Mais ce qui, à mon humble avis, fait de Simenon l’un des plus grands du XXème siècle, c’est qu’il a su peindre une figure radicalement nouvelle dans la littérature. Celle de l’homme seul, d’une solitude qui n’a plus rien de commun avec l’isolement romantique. L’homme seul est le produit d’un monde qui se rétrécit, s’urbanise et se déshumanise dans une série de carnages industrialisés dont la Grande Guerre de 1914 marque le commencement.
Certes, cette figure est aussi incarnée par le narrateur de la Recherche du temps perdu et le Bardamu du Voyage au bout de la nuit bientôt suivis par Le feu follet de Drieu, L’Etranger de Camus ou le Roquentin de La Nausée. N’en déplaise à un certain snobisme intellectuel, Simenon fait jeu égal avec ces géants et les dépasse même parfois. Au fond, ce qu’on ne lui pardonne pas, c’est d’avoir mis la métaphysique à la portée de la ménagère croate de moins de cinquante ans et l’existentialisme à celle du chauffeur de taxi japonais qui le lit entre deux courses.
Faites l’expérience. Lisez Thérèse Desqueyroux de Mauriac et La vérité sur Bébé Donge de Simenon, deux romans qui racontent rigoureusement la même histoire – une femme tente de tuer son mari en l’empoisonnant. Honnêtement, dans le secret de votre âme, demandez-vous lequel des deux a le mieux vieilli. Faites de même en comparant La Nausée de Sartre avec Le Bourgmestre de Furnes ou La fuite de Monsieur Monde avec L’Etranger de Camus. Verdict ?
Le lecteur honnête voit en Simenon le peintre de l’absence à soi-même, de ce que les philosophes et les psychologues appellent joliment l’escapisme qui consiste à fuir sa vie quotidienne en disparaissant ou en se détruisant dans des conduites déviantes comme la toxicomanie ou l’alcoolisme – que Betty[1. adapté par Chabrol avec une inoubliable Nadine Trintignant] illustre admirablement. C’est ce don unique qui fait de Simenon un contemporain capital.
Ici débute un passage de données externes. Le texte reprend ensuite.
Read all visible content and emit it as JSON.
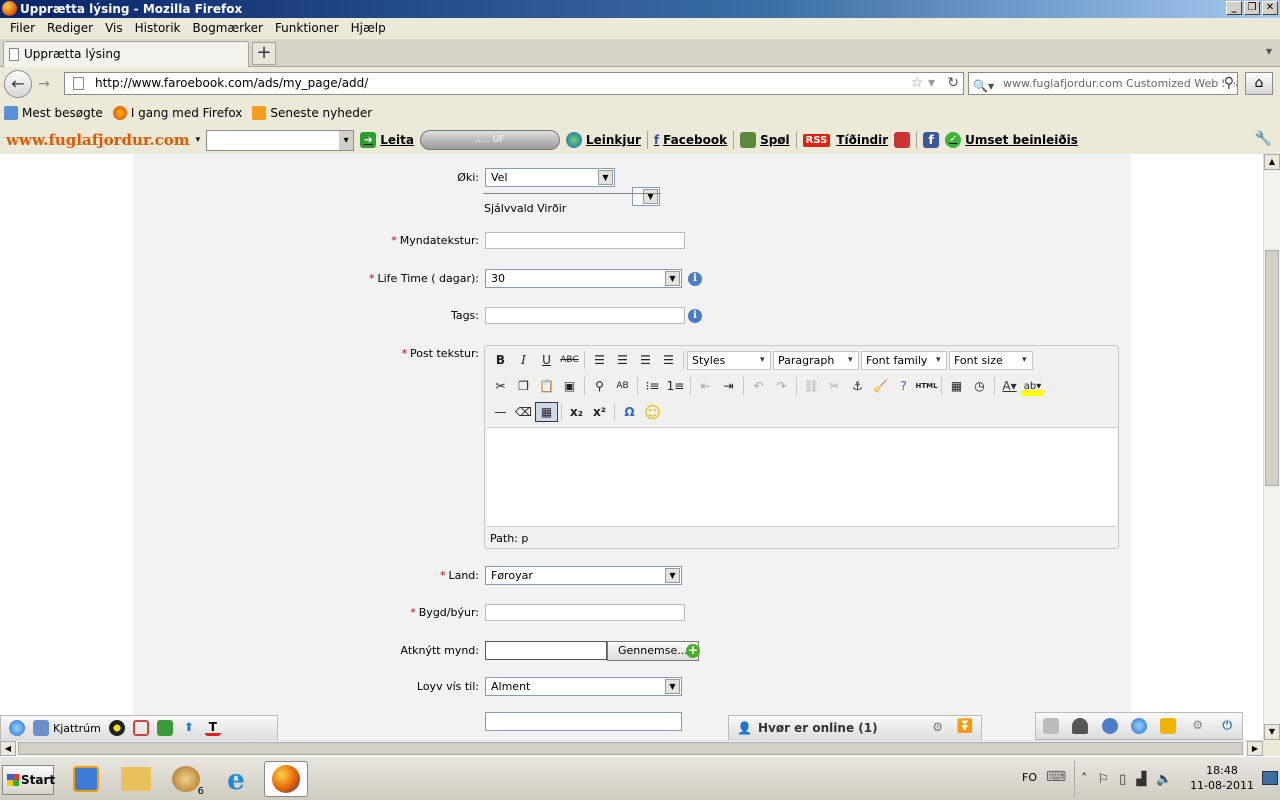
{
  "window": {
    "title": "Upprætta lýsing - Mozilla Firefox"
  },
  "menu": {
    "items": [
      "Filer",
      "Rediger",
      "Vis",
      "Historik",
      "Bogmærker",
      "Funktioner",
      "Hjælp"
    ]
  },
  "tab": {
    "title": "Upprætta lýsing"
  },
  "nav": {
    "url": "http://www.faroebook.com/ads/my_page/add/",
    "search_text": "www.fuglafjordur.com Customized Web Sear"
  },
  "bookmarks": [
    "Mest besøgte",
    "I gang med Firefox",
    "Seneste nyheder"
  ],
  "custom_toolbar": {
    "brand": "www.fuglafjordur.com",
    "search_button": "Leita",
    "player_text": "..... UF",
    "links_button": "Leinkjur",
    "facebook_button": "Facebook",
    "games_button": "Spøl",
    "rss_badge": "RSS",
    "news_button": "Tíðindir",
    "misc_button": "Umset beinleiðis"
  },
  "form": {
    "area_label": "Øki:",
    "area_value": "Vel",
    "optional_note": "Sjálvvald Virðir",
    "caption_label": "Myndatekstur:",
    "lifetime_label": "Life Time ( dagar):",
    "lifetime_value": "30",
    "tags_label": "Tags:",
    "post_label": "Post tekstur:",
    "country_label": "Land:",
    "country_value": "Føroyar",
    "town_label": "Bygd/býur:",
    "image_label": "Atknýtt mynd:",
    "browse_button": "Gennemse...",
    "visibility_label": "Loyv vís til:",
    "visibility_value": "Alment"
  },
  "editor": {
    "styles": "Styles",
    "paragraph": "Paragraph",
    "font_family": "Font family",
    "font_size": "Font size",
    "path": "Path: p"
  },
  "sitebar": {
    "chat": "Kjattrúm",
    "online": "Hvør er online (1)"
  },
  "taskbar": {
    "start": "Start",
    "group_count": "6",
    "lang": "FO",
    "time": "18:48",
    "date": "11-08-2011"
  }
}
Proust remarquait dans son Contre Sainte Beuve qu’il était désolant de perdre son temps à lire les journaux quand on en avait si peu dans une vie pour lire Pascal. Ironiquement, il suggérait même au Figaro de placer des extraits des Pensées en première page. D’une certaine manière, c’est ce que fera Le Monde avec Simenon.